Posted: 29 Jul 2005, 21:58
by Paradoxe
Le goût du sang.

Vient-on au monde avec le goût du sang ?
On peut se le demander pour certains ; on peut en être sûrs pour d'autres.
Je me pose la question pour moi...

Dans mon souvenir le plus ancien je me revois, âgée d'à peine 4 ou 5 ans, vivant avec ma famille dans un village isolé en pleine campagne, loin de tout tumulte, environné de bois et de champs... je me revois, essayant de me faire oublier des adultes, guettant le moment où enfin leur surveillance se relâcherait suffisamment pour que je puisse m'éclipser en douce hors du village, chose qui évidemment m'était proscrite.
Petit être de chair et de sang bravant l'interdit pour aller cueillir des fleurs pour maman.

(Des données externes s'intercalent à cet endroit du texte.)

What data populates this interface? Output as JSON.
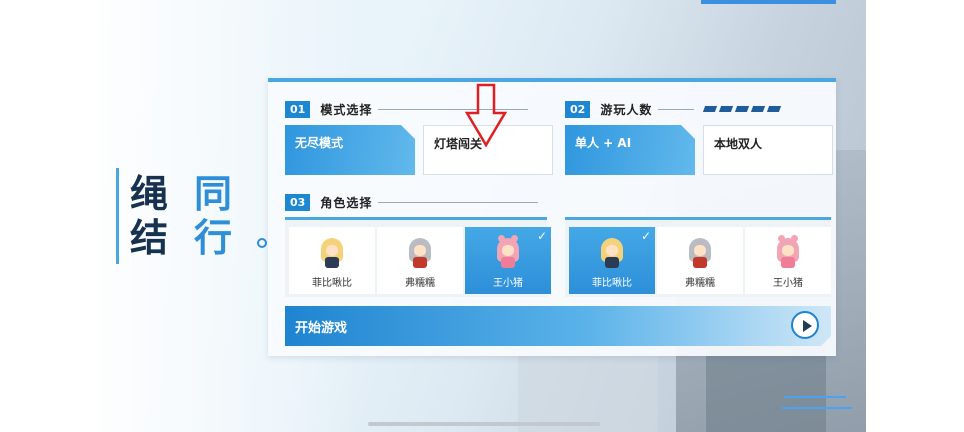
{
  "title": {
    "chars": [
      "绳",
      "结",
      "同",
      "行"
    ]
  },
  "mode_section": {
    "number": "01",
    "title": "模式选择",
    "options": [
      {
        "label": "无尽模式",
        "selected": true
      },
      {
        "label": "灯塔闯关",
        "selected": false
      }
    ]
  },
  "players_section": {
    "number": "02",
    "title": "游玩人数",
    "options": [
      {
        "label": "单人 + AI",
        "selected": true
      },
      {
        "label": "本地双人",
        "selected": false
      }
    ]
  },
  "character_section": {
    "number": "03",
    "title": "角色选择",
    "player1": [
      {
        "name": "菲比啾比",
        "selected": false
      },
      {
        "name": "弗糯糯",
        "selected": false
      },
      {
        "name": "王小猪",
        "selected": true
      }
    ],
    "player2": [
      {
        "name": "菲比啾比",
        "selected": true
      },
      {
        "name": "弗糯糯",
        "selected": false
      },
      {
        "name": "王小猪",
        "selected": false
      }
    ]
  },
  "start_button": {
    "label": "开始游戏"
  },
  "check_mark": "✓",
  "colors": {
    "accent": "#1e87d2",
    "annotation": "#e02020"
  }
}
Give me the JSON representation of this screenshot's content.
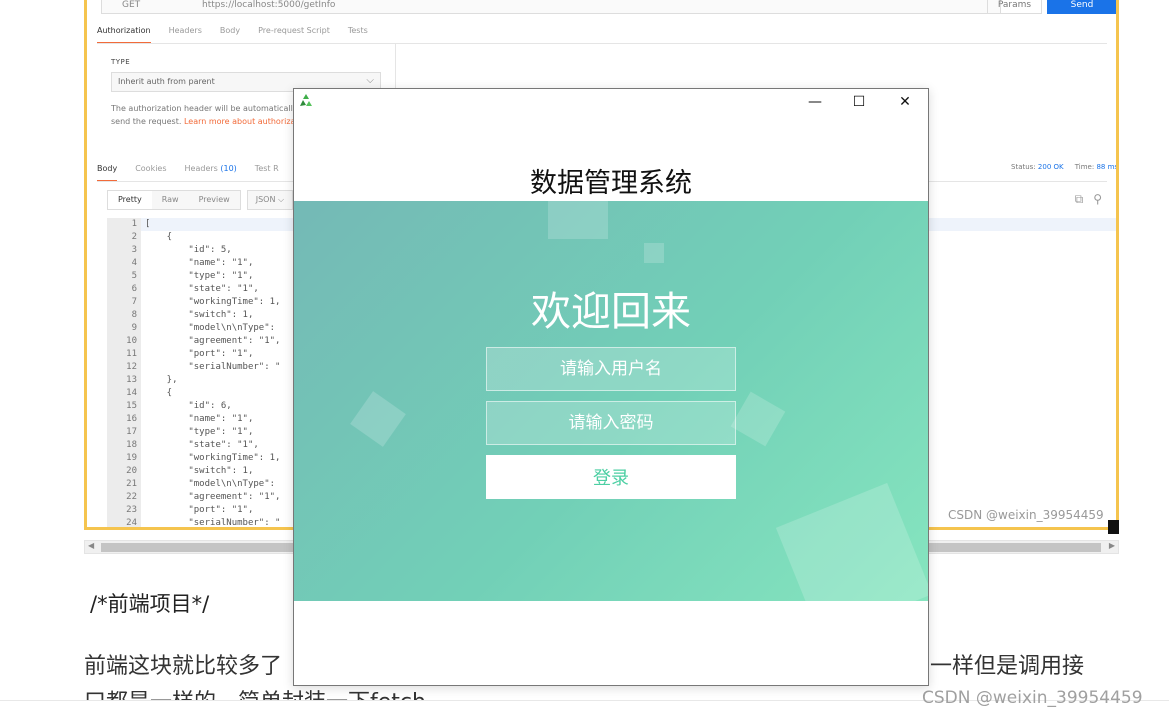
{
  "background_app": {
    "request_bar": {
      "method": "GET",
      "url": "https://localhost:5000/getInfo",
      "params_label": "Params",
      "send_label": "Send"
    },
    "request_tabs": [
      "Authorization",
      "Headers",
      "Body",
      "Pre-request Script",
      "Tests"
    ],
    "auth": {
      "type_label": "TYPE",
      "type_value": "Inherit auth from parent",
      "note": "The authorization header will be automatically g",
      "note_line2": "send the request.",
      "learn_more": "Learn more about authorizati"
    },
    "response_tabs": {
      "body": "Body",
      "cookies": "Cookies",
      "headers": "Headers",
      "headers_count": "(10)",
      "test_results": "Test R"
    },
    "status": {
      "status_label": "Status:",
      "status_value": "200 OK",
      "time_label": "Time:",
      "time_value": "88 ms"
    },
    "view_modes": [
      "Pretty",
      "Raw",
      "Preview"
    ],
    "format": "JSON",
    "code_lines": [
      "[",
      "    {",
      "        \"id\": 5,",
      "        \"name\": \"1\",",
      "        \"type\": \"1\",",
      "        \"state\": \"1\",",
      "        \"workingTime\": 1,",
      "        \"switch\": 1,",
      "        \"model\\n\\nType\":",
      "        \"agreement\": \"1\",",
      "        \"port\": \"1\",",
      "        \"serialNumber\": \"",
      "    },",
      "    {",
      "        \"id\": 6,",
      "        \"name\": \"1\",",
      "        \"type\": \"1\",",
      "        \"state\": \"1\",",
      "        \"workingTime\": 1,",
      "        \"switch\": 1,",
      "        \"model\\n\\nType\":",
      "        \"agreement\": \"1\",",
      "        \"port\": \"1\",",
      "        \"serialNumber\": \""
    ],
    "line_numbers": [
      "1",
      "2",
      "3",
      "4",
      "5",
      "6",
      "7",
      "8",
      "9",
      "10",
      "11",
      "12",
      "13",
      "14",
      "15",
      "16",
      "17",
      "18",
      "19",
      "20",
      "21",
      "22",
      "23",
      "24"
    ],
    "watermark": "CSDN @weixin_39954459"
  },
  "article": {
    "heading": "/*前端项目*/",
    "paragraph_left": "前端这块就比较多了",
    "paragraph_right": "一样但是调用接",
    "paragraph_line2": "口都是一样的，简单封装一下fetch",
    "watermark": "CSDN @weixin_39954459"
  },
  "login_window": {
    "controls": {
      "minimize": "—",
      "maximize": "☐",
      "close": "✕"
    },
    "system_title": "数据管理系统",
    "welcome": "欢迎回来",
    "username_placeholder": "请输入用户名",
    "password_placeholder": "请输入密码",
    "login_label": "登录",
    "colors": {
      "banner_start": "#74b9b6",
      "banner_end": "#86e5bf",
      "login_text": "#4ccfa3"
    }
  }
}
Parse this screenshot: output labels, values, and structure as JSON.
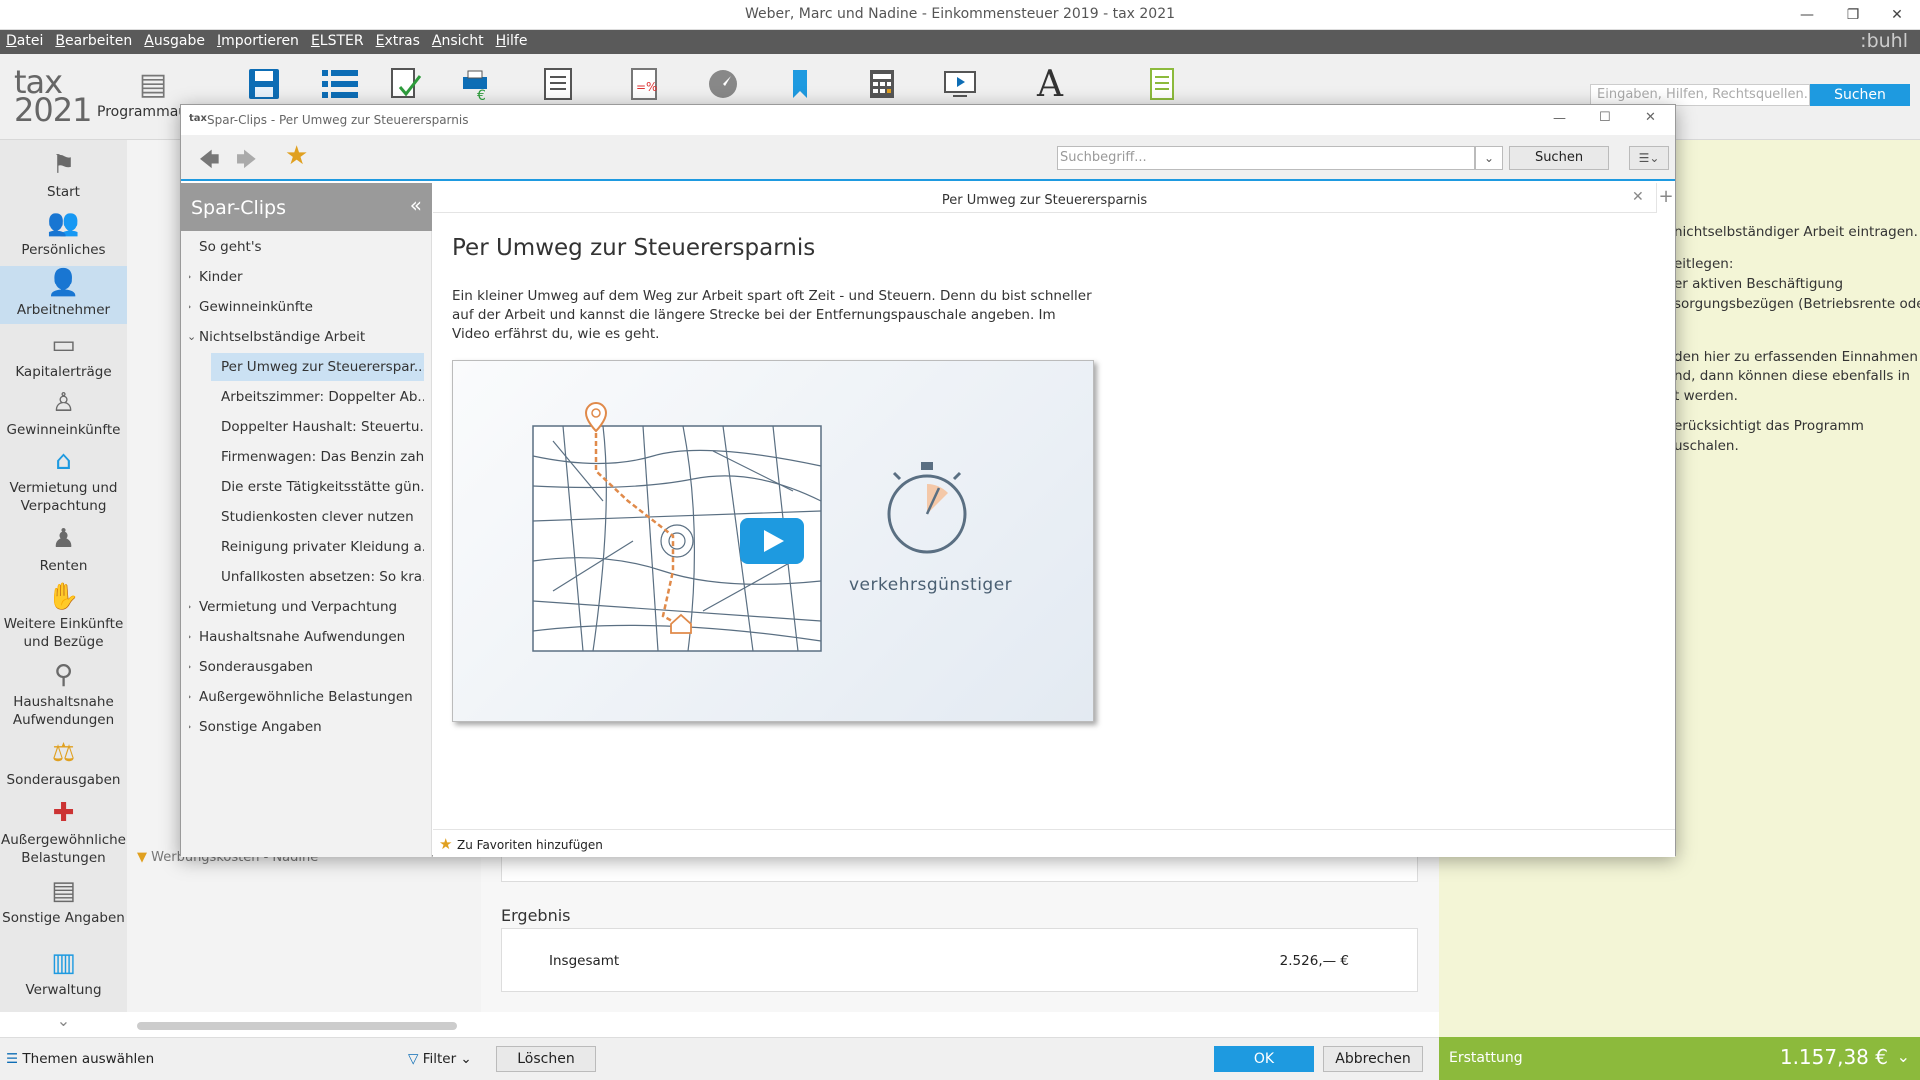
{
  "window": {
    "title": "Weber, Marc und Nadine - Einkommensteuer 2019 - tax 2021"
  },
  "menu": [
    "Datei",
    "Bearbeiten",
    "Ausgabe",
    "Importieren",
    "ELSTER",
    "Extras",
    "Ansicht",
    "Hilfe"
  ],
  "brand": ":buhl",
  "logo": {
    "line1": "tax",
    "line2": "2021"
  },
  "toolbar": {
    "first_label": "Programmaus",
    "search_placeholder": "Eingaben, Hilfen, Rechtsquellen...",
    "search_button": "Suchen"
  },
  "leftnav": [
    {
      "label": "Start",
      "icon": "signpost-icon"
    },
    {
      "label": "Persönliches",
      "icon": "persons-icon"
    },
    {
      "label": "Arbeitnehmer",
      "icon": "employee-icon"
    },
    {
      "label": "Kapitalerträge",
      "icon": "capital-icon"
    },
    {
      "label": "Gewinneinkünfte",
      "icon": "business-person-icon"
    },
    {
      "label": "Vermietung und Verpachtung",
      "icon": "house-icon"
    },
    {
      "label": "Renten",
      "icon": "pensioner-icon"
    },
    {
      "label": "Weitere Einkünfte und Bezüge",
      "icon": "coins-hand-icon"
    },
    {
      "label": "Haushaltsnahe Aufwendungen",
      "icon": "household-icon"
    },
    {
      "label": "Sonderausgaben",
      "icon": "special-expenses-icon"
    },
    {
      "label": "Außergewöhnliche Belastungen",
      "icon": "medical-kit-icon"
    },
    {
      "label": "Sonstige Angaben",
      "icon": "document-icon"
    },
    {
      "label": "Verwaltung",
      "icon": "folders-icon"
    }
  ],
  "tree": {
    "partial_row": "Werbungskosten - Nadine"
  },
  "content": {
    "ergebnis_title": "Ergebnis",
    "insgesamt_label": "Insgesamt",
    "insgesamt_value": "2.526,— €"
  },
  "rightpanel": {
    "lines": [
      "nichtselbständiger Arbeit eintragen.",
      "eitlegen:",
      "er aktiven Beschäftigung",
      "sorgungsbezügen (Betriebsrente oder",
      "den hier zu erfassenden Einnahmen",
      "nd, dann können diese ebenfalls in",
      "t werden.",
      "erücksichtigt das Programm",
      "uschalen."
    ]
  },
  "statusbar": {
    "themes": "Themen auswählen",
    "filter": "Filter",
    "delete": "Löschen",
    "ok": "OK",
    "cancel": "Abbrechen",
    "refund_label": "Erstattung",
    "refund_value": "1.157,38 €"
  },
  "dialog": {
    "title": "Spar-Clips - Per Umweg zur Steuerersparnis",
    "search_placeholder": "Suchbegriff...",
    "search_button": "Suchen",
    "sidebar_title": "Spar-Clips",
    "sidebar_items": [
      {
        "label": "So geht's",
        "level": 0,
        "chevron": ""
      },
      {
        "label": "Kinder",
        "level": 0,
        "chevron": "›"
      },
      {
        "label": "Gewinneinkünfte",
        "level": 0,
        "chevron": "›"
      },
      {
        "label": "Nichtselbständige Arbeit",
        "level": 0,
        "chevron": "⌄"
      },
      {
        "label": "Per Umweg zur Steuererspar...",
        "level": 1,
        "chevron": "",
        "active": true
      },
      {
        "label": "Arbeitszimmer: Doppelter Ab...",
        "level": 1,
        "chevron": ""
      },
      {
        "label": "Doppelter Haushalt: Steuertu...",
        "level": 1,
        "chevron": ""
      },
      {
        "label": "Firmenwagen: Das Benzin zah...",
        "level": 1,
        "chevron": ""
      },
      {
        "label": "Die erste Tätigkeitsstätte gün...",
        "level": 1,
        "chevron": ""
      },
      {
        "label": "Studienkosten clever nutzen",
        "level": 1,
        "chevron": ""
      },
      {
        "label": "Reinigung privater Kleidung a...",
        "level": 1,
        "chevron": ""
      },
      {
        "label": "Unfallkosten absetzen: So kra...",
        "level": 1,
        "chevron": ""
      },
      {
        "label": "Vermietung und Verpachtung",
        "level": 0,
        "chevron": "›"
      },
      {
        "label": "Haushaltsnahe Aufwendungen",
        "level": 0,
        "chevron": "›"
      },
      {
        "label": "Sonderausgaben",
        "level": 0,
        "chevron": "›"
      },
      {
        "label": "Außergewöhnliche Belastungen",
        "level": 0,
        "chevron": "›"
      },
      {
        "label": "Sonstige Angaben",
        "level": 0,
        "chevron": "›"
      }
    ],
    "doc_tab_title": "Per Umweg zur Steuerersparnis",
    "heading": "Per Umweg zur Steuerersparnis",
    "description": "Ein kleiner Umweg auf dem Weg zur Arbeit spart oft Zeit - und Steuern. Denn du bist schneller auf der Arbeit und kannst die längere Strecke bei der Entfernungspauschale angeben. Im Video erfährst du, wie es geht.",
    "video_caption": "verkehrsgünstiger",
    "favorites": "Zu Favoriten hinzufügen"
  },
  "colors": {
    "accent": "#1e9ae0",
    "refund": "#8cba3c",
    "rightpanel": "#f3f5d6",
    "star": "#e0a020"
  }
}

Aujourd'hui que reste t-il de cette enfant ?
Je suis devenue être de cuir et d'acier et de mon horizon la verdure s'en est allée. Pour seul univers j'ai maintenant le néant dans lequel je me drape. Je rôde à l'abri des regards, en quête de sang. J'erre en silence au milieu des combats ; au pied des murailles sur lesquelles s'écrasent les boulets, j'évolue au sein de la masse des guerriers en sursis ; le bruit des épées qui tranchent les chairs, des os qui se brisent ne me parvient qu'à peine ; la fumée âcre des combats est mon alliée dans ma quête...
Je suis tendue vers ma proie, qui est là, quelque part, au sein de la masse... L'excitation du combat proche se fait plus précise et, à mesure qu'elle enfle, qu'elle monte en moi comme une marée, j'oublie un peu plus ma condition d'être humain...Et puis vient le moment tant attendu, celui où enfin j'atteins mon but. Ma cible est là, devant moi ; je ne l'ai jamais vu avant mais je sais que ce combattant ennemi est ma proie..... car il est isolé, ou distrait, ou affaibli, peu importe... déjà toute ma volonté se tend vers lui... ma concentration, poussée à son paroxysme, a déjà chassé de mon esprit tout ce qui n'est pas lui.
Plus rien de ce qui m'entoure n'existe, plus rien n'a de substance, plus rien de ce que j'ai été, de ce que j'ai connu n'est vrai ; ma proie est là, toute proche maintenant et devient pour quelques instants le seul et unique sens que je donne à ma vie... et puis vient l'explosion... comme un maelström de sentiments, un tourbillon de sensations, mélange de haine, de dégoût, de peur aussi, et de plaisir surtout, de jouissance même lorsque mes dagues pénètrent les chairs, insinuant le poison et la mort.
Et le regard que je plonge dans les yeux déjà presque éteints de ma victime devient encore un peu plus celui d'un animal, d'une bête qui, ayant goûté au sang, ne sait plus s'en passer. Très vite je me détourne et me replonge dans l'ombre, laissant gésir derrière moi encore une parcelle d'humanité, auprès de ce corps déjà froid ; le corps d'un albionnais qui, peut-être, il y a bien des années de cela, sortait en douce de son village pour aller cueillir des fleurs à sa mère.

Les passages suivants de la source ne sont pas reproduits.